Yglesias was born and raised in Washington Heights, a working-class neighborhood in northern Manhattan. Both his parents were writers. His father, Jose, was the son of Cuban and Spanish parents and wrote articles for the New Yorker , the New York Times , and the Daily Worker , as well as novels. His mother, Helen, was the daughter of Yiddish-speaking Russian and Polish immigrants and worked as literary editor of the Nation . Rafael was educated mainly at public schools, but the Yglesiases did send him to the prestigious Horace Mann School for three years. Inspired by his parents’ burgeoning literary careers, Rafael left school in the tenth grade in order to finish his first book. The largely autobiographical Hide Fox, and All After (1972) is the story of a bright young student who drops out of private school against his parents’ wishes to pursue his artistic ambitions.
Many of Yglesias’s subsequent novels would also draw heavily from his own life experiences.

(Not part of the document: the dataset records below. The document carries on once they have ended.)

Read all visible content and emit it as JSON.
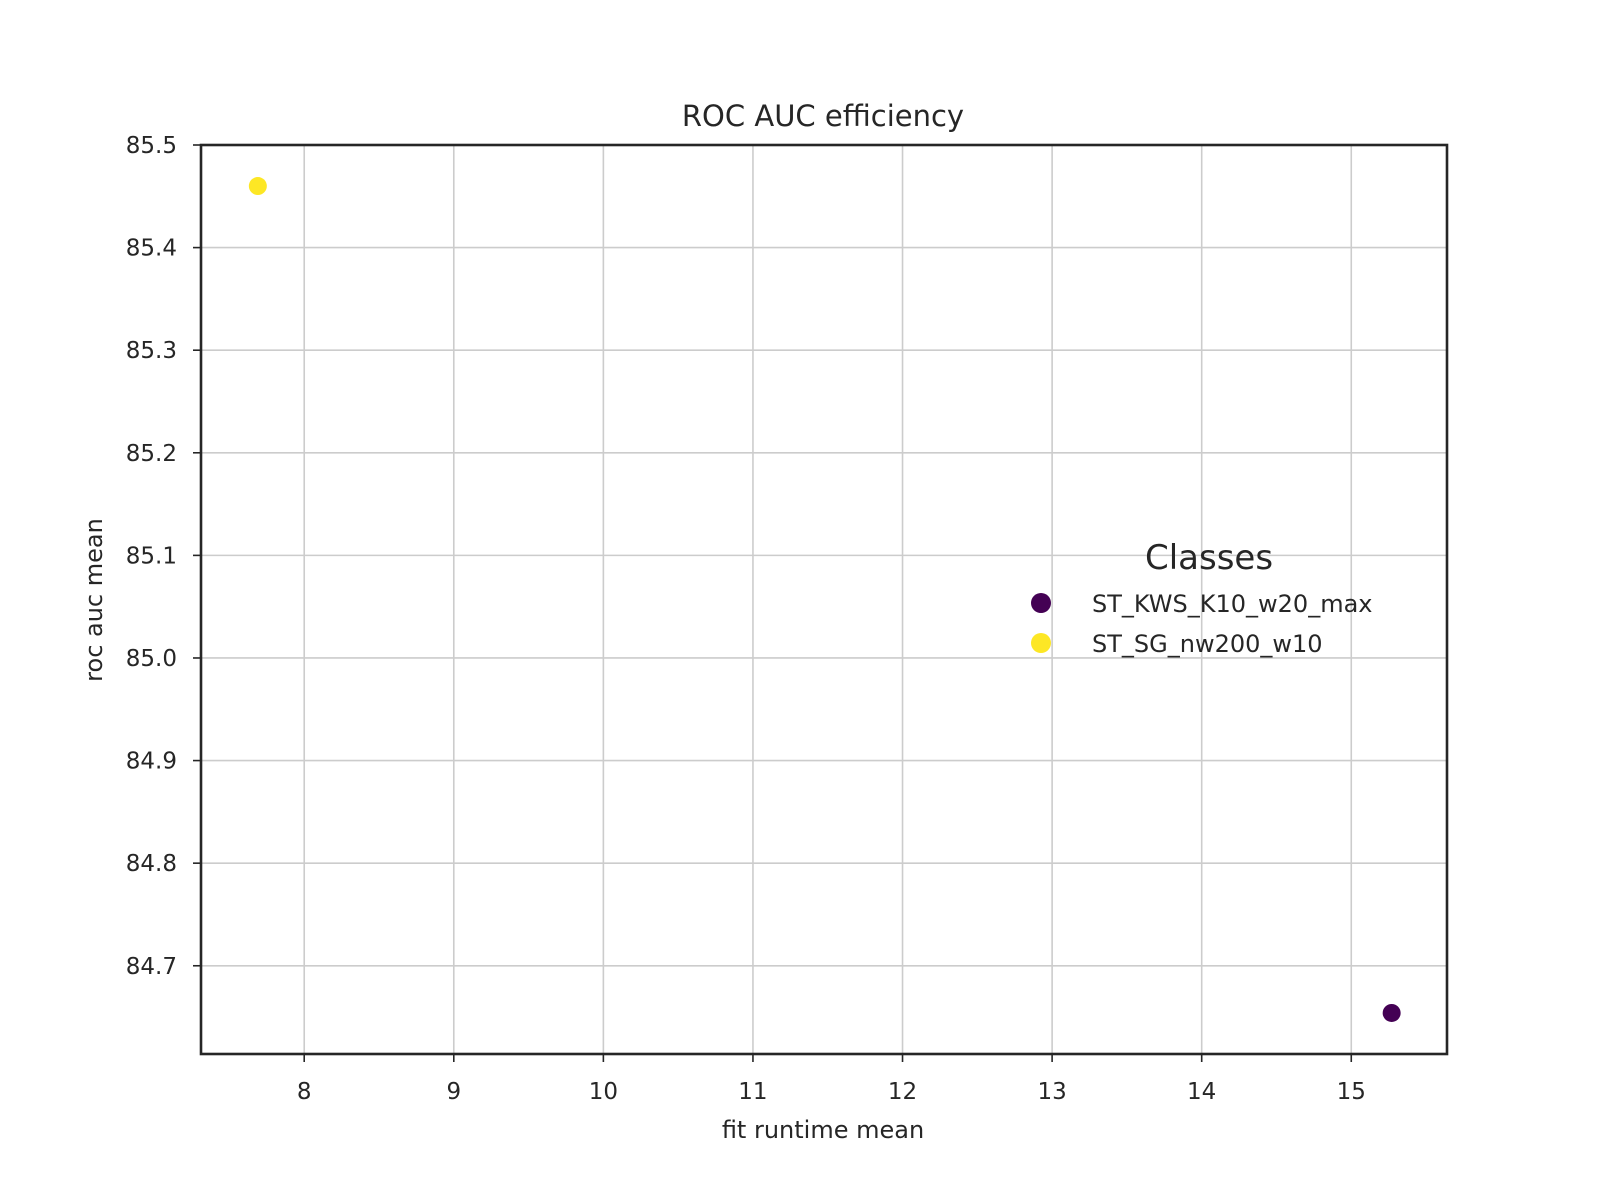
{
  "chart_data": {
    "type": "scatter",
    "title": "ROC AUC efficiency",
    "xlabel": "fit runtime mean",
    "ylabel": "roc auc mean",
    "xlim": [
      7.31,
      15.64
    ],
    "ylim": [
      84.614,
      85.5
    ],
    "xticks": [
      8,
      9,
      10,
      11,
      12,
      13,
      14,
      15
    ],
    "xtick_labels": [
      "8",
      "9",
      "10",
      "11",
      "12",
      "13",
      "14",
      "15"
    ],
    "yticks": [
      84.7,
      84.8,
      84.9,
      85.0,
      85.1,
      85.2,
      85.3,
      85.4,
      85.5
    ],
    "ytick_labels": [
      "84.7",
      "84.8",
      "84.9",
      "85.0",
      "85.1",
      "85.2",
      "85.3",
      "85.4",
      "85.5"
    ],
    "grid": true,
    "legend": {
      "title": "Classes",
      "placement": "center-right"
    },
    "series": [
      {
        "name": "ST_KWS_K10_w20_max",
        "color": "#440154",
        "points": [
          {
            "x": 15.27,
            "y": 84.654
          }
        ]
      },
      {
        "name": "ST_SG_nw200_w10",
        "color": "#fde725",
        "points": [
          {
            "x": 7.69,
            "y": 85.46
          }
        ]
      }
    ]
  }
}
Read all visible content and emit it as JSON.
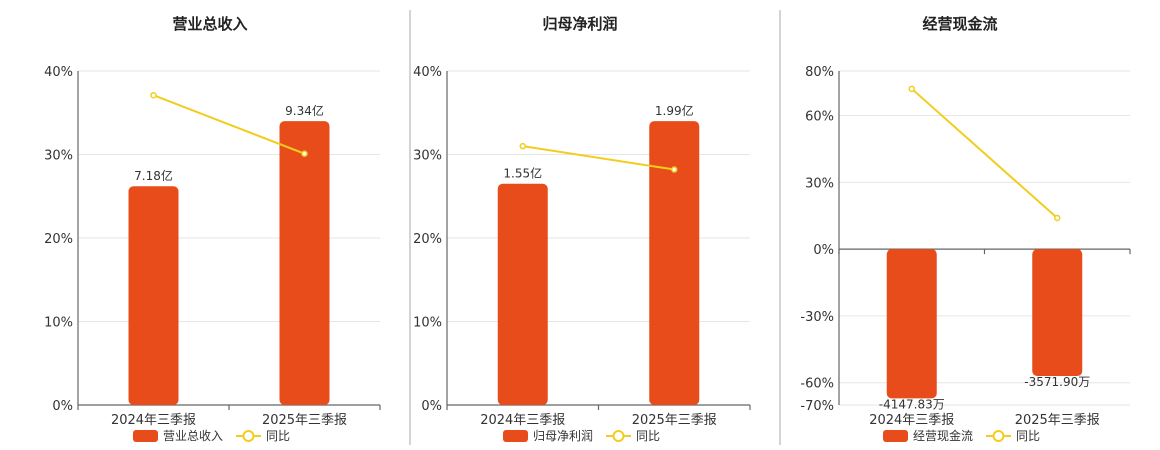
{
  "colors": {
    "bar": "#e84c1a",
    "line": "#f2cd1f"
  },
  "chart_data": [
    {
      "type": "bar",
      "title": "营业总收入",
      "categories": [
        "2024年三季报",
        "2025年三季报"
      ],
      "series": [
        {
          "name": "营业总收入",
          "kind": "bar",
          "values": [
            26.2,
            34.0
          ],
          "labels": [
            "7.18亿",
            "9.34亿"
          ]
        },
        {
          "name": "同比",
          "kind": "line",
          "values": [
            37.1,
            30.1
          ]
        }
      ],
      "yticks": [
        "0%",
        "10%",
        "20%",
        "30%",
        "40%"
      ],
      "ytick_values": [
        0,
        10,
        20,
        30,
        40
      ],
      "ylim": [
        0,
        40
      ],
      "grid": true,
      "legend": "bottom"
    },
    {
      "type": "bar",
      "title": "归母净利润",
      "categories": [
        "2024年三季报",
        "2025年三季报"
      ],
      "series": [
        {
          "name": "归母净利润",
          "kind": "bar",
          "values": [
            26.5,
            34.0
          ],
          "labels": [
            "1.55亿",
            "1.99亿"
          ]
        },
        {
          "name": "同比",
          "kind": "line",
          "values": [
            31.0,
            28.2
          ]
        }
      ],
      "yticks": [
        "0%",
        "10%",
        "20%",
        "30%",
        "40%"
      ],
      "ytick_values": [
        0,
        10,
        20,
        30,
        40
      ],
      "ylim": [
        0,
        40
      ],
      "grid": true,
      "legend": "bottom"
    },
    {
      "type": "bar",
      "title": "经营现金流",
      "categories": [
        "2024年三季报",
        "2025年三季报"
      ],
      "series": [
        {
          "name": "经营现金流",
          "kind": "bar",
          "values": [
            -67.0,
            -57.0
          ],
          "labels": [
            "-4147.83万",
            "-3571.90万"
          ]
        },
        {
          "name": "同比",
          "kind": "line",
          "values": [
            72.0,
            14.0
          ]
        }
      ],
      "yticks": [
        "80%",
        "60%",
        "30%",
        "0%",
        "-30%",
        "-60%",
        "-70%"
      ],
      "ytick_values": [
        80,
        60,
        30,
        0,
        -30,
        -60,
        -70
      ],
      "ylim": [
        -70,
        80
      ],
      "grid": true,
      "legend": "bottom"
    }
  ]
}
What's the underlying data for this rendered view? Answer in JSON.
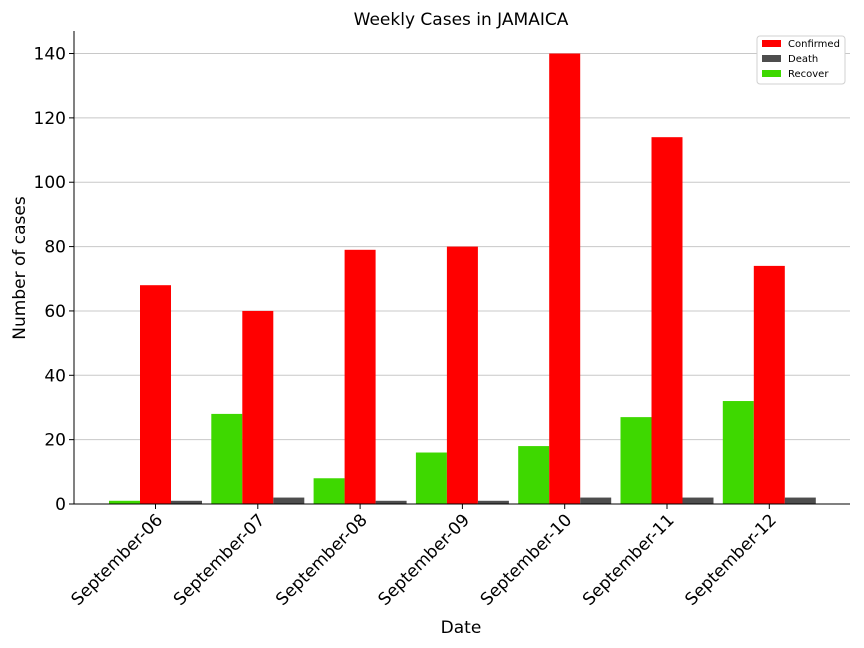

Yglesias wrote The Work Is Innocent (1976), a novel that candidly examines the pressures of youthful literary success, in his early twenties. Hot Properties (1986) follows the up-and-down fortunes of young literary upstarts drawn to New York’s entertainment and media worlds. In 1977, Yglesias married artist Margaret Joskow and the couple had two sons: Matthew, now a renowned political pundit and blogger, and Nicholas, a science-fiction writer. Yglesias’s experiences as a parent in Manhattan would help shape Only Children (1988), a novel about wealthy and ambitious new parents in the city. Margaret would later battle cancer, which she died from in 2004. Yglesias chronicled their relationship in the loving, honest, and unsparing A Happy Marriage (2009).
After marrying Joskow, Ylgesias took nearly a decade away from writing novels to dedicate himself to family life. During this break from book-writing, Yglesias began producing screenplays. He would eventually have great success adapting his novel Fearless (1992), a story of trauma and recovery, into a critically acclaimed motion picture starring Jeff Bridges and Rosie Perez. Other notable screenplays and adaptations include From Hell , Les Misérables , and Death and the Maiden . He has collaborated with such directors as Roman Polanski and the Hughes brothers.
A lifelong New Yorker, Yglesias’s eye for city life—ambition, privilege, class struggle, and the clash of cultures—informs much of his work. Psychiatrists and psychoanalysts are often primary characters in Yglesias’s narratives, and titles such as The Murderer Next Door (1991) and Dr. Neruda’s Cure for Evil (1998) draw heavily on the intellectual traditions of psychology.